野球どころ四国で勝利数が多いのは愛媛と高知。

 150勝以上は神奈川県、京都府、愛媛県、高知県となっている。

 神奈川は松坂大輔、筒香嘉智を輩出した横浜が56勝だが、今夏は1回戦で敗退した。これに続くのが東海大相模の38勝である。

 強豪という印象はあまりない京都だが、勝利数歴代2位の龍谷大平安が99勝と半数以上を稼いでいる。

 野球どころ四国からは愛媛と高知が目立っている。もともとこの地域は公立校が強く、松山商は歴代勝利数5位の80勝、高知商も59勝を挙げている。今は愛媛・済美、高知・明徳義塾と私学が台頭している。

 100~149勝には福岡県、静岡県、徳島県、岐阜県、奈良県、千葉県、香川県、北海道県、埼玉県、山口県、岡山県、熊本県、群馬県が並ぶ。

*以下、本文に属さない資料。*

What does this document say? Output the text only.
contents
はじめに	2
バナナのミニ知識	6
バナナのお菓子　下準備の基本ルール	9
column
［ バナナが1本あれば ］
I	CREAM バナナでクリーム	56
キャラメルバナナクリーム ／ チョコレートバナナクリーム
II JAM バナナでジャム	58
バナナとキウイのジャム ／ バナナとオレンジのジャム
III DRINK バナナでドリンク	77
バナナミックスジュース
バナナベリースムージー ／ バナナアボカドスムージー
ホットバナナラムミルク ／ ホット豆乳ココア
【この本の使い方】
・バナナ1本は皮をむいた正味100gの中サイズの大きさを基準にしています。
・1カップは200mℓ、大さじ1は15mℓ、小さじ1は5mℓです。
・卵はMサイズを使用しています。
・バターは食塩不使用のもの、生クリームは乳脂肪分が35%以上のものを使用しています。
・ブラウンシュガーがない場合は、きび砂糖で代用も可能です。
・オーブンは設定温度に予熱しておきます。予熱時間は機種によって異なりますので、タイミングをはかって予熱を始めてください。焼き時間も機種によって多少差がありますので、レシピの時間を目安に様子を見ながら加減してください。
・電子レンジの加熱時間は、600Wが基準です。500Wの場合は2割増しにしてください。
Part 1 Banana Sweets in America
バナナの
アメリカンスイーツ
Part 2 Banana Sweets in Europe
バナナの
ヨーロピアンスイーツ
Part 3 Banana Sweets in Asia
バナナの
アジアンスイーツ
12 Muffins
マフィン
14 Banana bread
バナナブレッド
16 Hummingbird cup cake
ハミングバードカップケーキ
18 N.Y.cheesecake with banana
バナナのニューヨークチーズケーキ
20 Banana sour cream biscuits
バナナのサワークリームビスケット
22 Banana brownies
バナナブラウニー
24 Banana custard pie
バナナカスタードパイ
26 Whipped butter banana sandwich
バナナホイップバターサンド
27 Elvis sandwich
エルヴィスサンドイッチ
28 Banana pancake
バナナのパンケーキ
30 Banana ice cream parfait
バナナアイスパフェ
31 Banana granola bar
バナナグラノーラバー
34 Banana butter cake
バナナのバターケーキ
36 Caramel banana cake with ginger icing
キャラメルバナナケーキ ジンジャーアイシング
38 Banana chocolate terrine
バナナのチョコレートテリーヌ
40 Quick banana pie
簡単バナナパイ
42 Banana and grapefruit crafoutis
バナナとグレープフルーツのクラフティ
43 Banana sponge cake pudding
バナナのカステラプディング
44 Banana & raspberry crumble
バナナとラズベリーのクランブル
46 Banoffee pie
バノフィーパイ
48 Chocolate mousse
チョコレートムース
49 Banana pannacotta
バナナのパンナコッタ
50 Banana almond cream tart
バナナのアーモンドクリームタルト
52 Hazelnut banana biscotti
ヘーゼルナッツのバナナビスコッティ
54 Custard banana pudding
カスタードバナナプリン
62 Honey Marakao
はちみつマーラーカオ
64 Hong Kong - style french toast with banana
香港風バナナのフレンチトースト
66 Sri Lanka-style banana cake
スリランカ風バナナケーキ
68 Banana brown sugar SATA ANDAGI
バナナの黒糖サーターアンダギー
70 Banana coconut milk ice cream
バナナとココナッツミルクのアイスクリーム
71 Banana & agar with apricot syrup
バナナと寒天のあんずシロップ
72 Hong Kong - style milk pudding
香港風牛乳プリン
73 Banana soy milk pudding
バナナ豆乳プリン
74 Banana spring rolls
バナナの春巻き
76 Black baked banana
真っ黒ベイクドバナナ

 それぞれの県に一世を風靡した学校がある。例えば埼玉は今年、花咲徳栄が優勝して6勝を加算した。

 北海道は1960年から南北2地区に分かれている。以後は2代表で稼いだ勝ち星である。

豪雪地帯、過疎の進む地方は苦戦気味?

 50勝から99勝は、宮城県、沖縄県、栃木県、鹿児島県、福井県、長野県、茨城県、大分県、宮崎県、山梨県、長崎県、青森県、三重県、鳥取県、秋田県、岩手県、石川県。豪雪地帯や、過疎が進む地方が多い。

 また栃木、茨城、三重などは、隣県の強豪校に選手が流出する傾向があるようだ。こんな中で1958年に初めて参加し、本土復帰後の1975年から毎年代表を送り込んでいる沖縄県は、今夏も出場した興南が2010年に春夏連覇するなど、躍進著しい。

 50勝未満はというと滋賀県、佐賀県、福島県、島根県、山形県、富山県、新潟県の7県である。

 やはりというか、豪雪地帯と過疎が進む地域が多い。7県のうち6県は優勝校を出していないが、佐賀県は1994年夏に佐賀商、2007年に佐賀北が優勝している。ともに県立校と言うこともあり、高校野球ファンに強烈な印象を残した。

通算31勝の新潟だが、ここ近年は日本文理などが躍進。

 そして甲子園での勝利数が最も少ないのは、通算31勝の新潟県である。

 新潟は知っての通り全国一の豪雪地帯であり、野球をする環境としては厳しかった。

 そもそも新潟県単独で代表を出すようになったのは1974年から。それまでは北陸代表、甲信越代表、北越代表として他県との試合を勝ち抜かなくてはならず、1927年から1957年まで31年連続で地方大会で敗退するなど、甲子園にはめったに出場できなかった。

 しかし2009年には日本文理が決勝に進出するなど、ここ近年は健闘している。

 雪こそ降れど、新潟は野球大好き県だ。早起き野球が盛んで、野球独立リーグのBCリーグでは随一の人気チーム新潟アルビレックスBCもある。野球漫画の大家、水島新司もこの県出身だけに、今後の躍進に期待したいところだ。

 こうして高校野球日本地図を見ていくと、野球は社会の動きと連動していることがわかる。過疎の問題、地域格差の問題が高校野球の勝利数からも浮かび上がってくる。

 当コラムは「酒の肴」になる話題をご提供することを専らにしているが、酒席で小難しい話になるのも、ままあることではある。

 この地図を見ながら、侃々諤々やっていただいても良いかと思っている。ご同輩。